Een mooi schepsel
Gister was ik een dagje in Amsterdam met mijn drama klas. Aangezien ik in het Oosten woon was dit een leuk uitstapje. We kregen een rondleiding in de stadsschouwburg en later nog in het Rijksmuseum. Maar in de tussentijd hadden we anderhalf uur de tijd om vrij door Amsterdam rond te lopen. Dus samen met twee vriendinnen liepen we een straat in waar we al snel een Starbucks tegen kwamen. Natuurlijk moesten we hier even langs, want nee, die vind je niet bij ons.
Toen we onze Chocolate Cream Chip, of Chocolate Chip Cream (whatever), hadden liepen we door om etalages te bekijken. Ten minste, dat was de bedoeling. Ik keek namelijk mijn ogen uit naar alle mooie mensen die rond liepen in de stad. Jullie denken nu vast dat ik in een dorpje woon waar twee boerderijtjes staan maar gelukkig – dat is niet zo. Maar ik kan ook niet zeggen dat de mensen hier zich modieus kleden en een statement durven te maken. Of überhaupt mooi zijn. Ik zal een klein beeld schetsen: Als ik, om maar even een voorbeeld te noemen, een leren broekje met panty eronder aan doe, en daarboven een opvallende blouse, dan word ik raar aangekeken, uitgelachen en krijg ik rare opmerkingen naar mijn hoofd. Het is niet dat ik er niet van hou, ik vind het geweldig. Maar ik heb de guts niet om het te dragen. Ja, dat ligt dan weer aan mezelf.

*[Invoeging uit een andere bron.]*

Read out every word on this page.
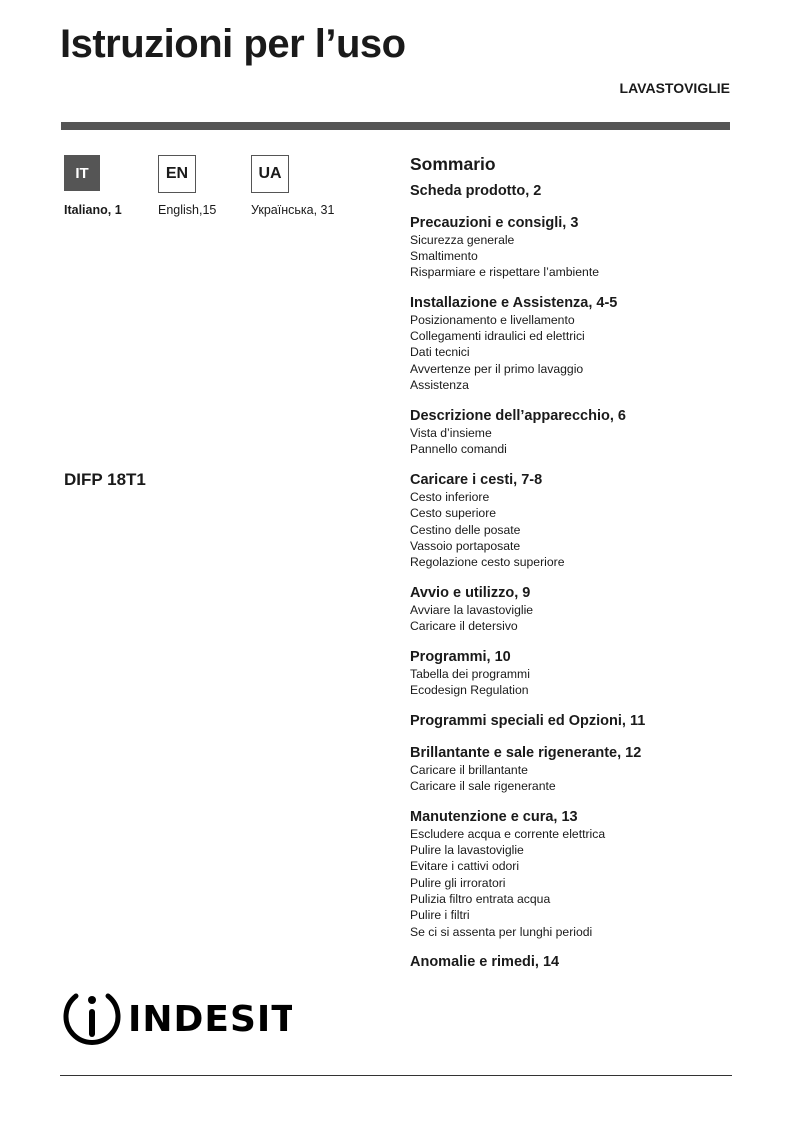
Istruzioni per l’uso
LAVASTOVIGLIE
IT
Italiano, 1
EN
English,15
UA
Українська, 31
DIFP 18T1
Sommario
Scheda prodotto, 2
Precauzioni e consigli, 3
Sicurezza generale
Smaltimento
Risparmiare e rispettare l’ambiente
Installazione e Assistenza, 4-5
Posizionamento e livellamento
Collegamenti idraulici ed elettrici
Dati tecnici
Avvertenze per il primo lavaggio
Assistenza
Descrizione dell’apparecchio, 6
Vista d’insieme
Pannello comandi
Caricare i cesti, 7-8
Cesto inferiore
Cesto superiore
Cestino delle posate
Vassoio portaposate
Regolazione cesto superiore
Avvio e utilizzo, 9
Avviare la lavastoviglie
Caricare il detersivo
Programmi, 10
Tabella dei programmi
Ecodesign Regulation
Programmi speciali ed Opzioni, 11
Brillantante e sale rigenerante, 12
Caricare il brillantante
Caricare il sale rigenerante
Manutenzione e cura, 13
Escludere acqua e corrente elettrica
Pulire la lavastoviglie
Evitare i cattivi odori
Pulire gli irroratori
Pulizia filtro entrata acqua
Pulire i filtri
Se ci si assenta per lunghi periodi
Anomalie e rimedi, 14
INDESIT
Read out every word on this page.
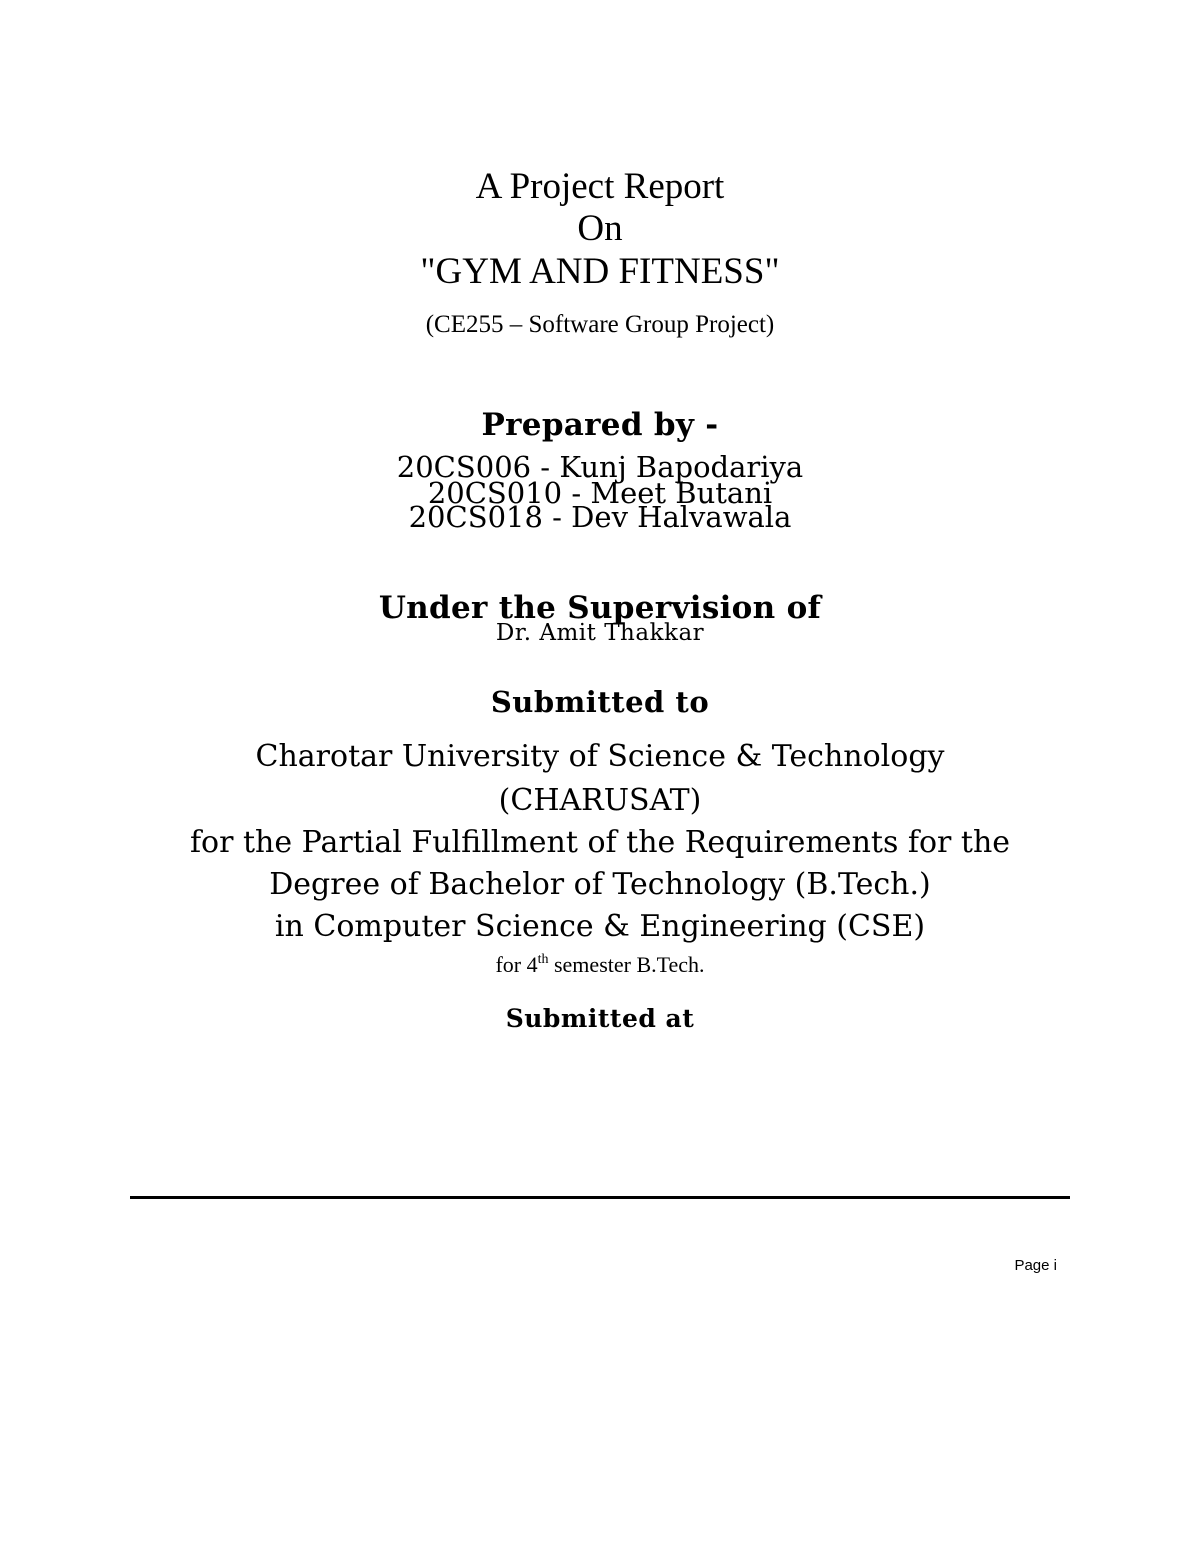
A Project Report
On
"GYM AND FITNESS"
(CE255 – Software Group Project)
Prepared by -
20CS006 - Kunj Bapodariya
20CS010 - Meet Butani
20CS018 - Dev Halvawala
Under the Supervision of
Dr. Amit Thakkar
Submitted to
Charotar University of Science & Technology
(CHARUSAT)
for the Partial Fulfillment of the Requirements for the
Degree of Bachelor of Technology (B.Tech.)
in Computer Science & Engineering (CSE)
for 4th semester B.Tech.
Submitted at
Page i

Maargoed, ik heb me niet alleen over de kleding verbaasd, nee. Ik wil graag even laten weten hoe vaak ik iemand (een jongen, man, jongeman, enzo,) voorbij heb zien lopen of fietsen of staan en dat ik mezelf erop betrapte dat mijn mond open hing of zo. Serieus, vergeleken met mijn woonplaats is dit een soort Mekka. Zo. Veel. Mooie. Jongens.
Ik weet nu waarom ze bij mij thuis nergens te bekennen zijn; ze wonen allemaal in Amsterdam.
Het wordt nog mooier. Plotseling viel mijn oog op de Abercrombie & Fitch. Alledrie begonnen we onze Starbucks beker als een gek leeg te drinken (deze mochten niet mee naar binnen) want hier moesten we, en wel zo snel mogelijk, naar binnen. Nou, zo gezegd zo gedaan. Het eerste dat ik zag toen ik de drempel over liep was een mooie, wat zeg ik – goddelijke, jongeman met een geweldig lichaam en een paar ogen waar je U tegen zegt. Een klein glimlachje stond op zijn gezicht toen hij ons begroette. (je leest het goed ja, hij begroette me.) Jeetje, wát een mooi schepsel. Ik probeerde niet te breed te gaan glimlachen en ik kon mijn giechel onderdrukken. Nog wel. Vervolgens kwamen we nog een stuk of 5 jongens tegen en allemaal waren ze even mooi, en allemaal zeiden ze ons gedag. Zodra we weer buiten stonden barstten we in een giechelbui uit. Ik wéét dat deze jongens stuk voor stuk betaald worden om mooi te wezen, dat ‘hoi’ zeggen onderdeel is van hun werk en dat die schittering in hun ogen er niet speciaal voor mij was. Maar daar trek ik me niks van aan, want deze heren waren fantastisch – en ze praatten tegen mij.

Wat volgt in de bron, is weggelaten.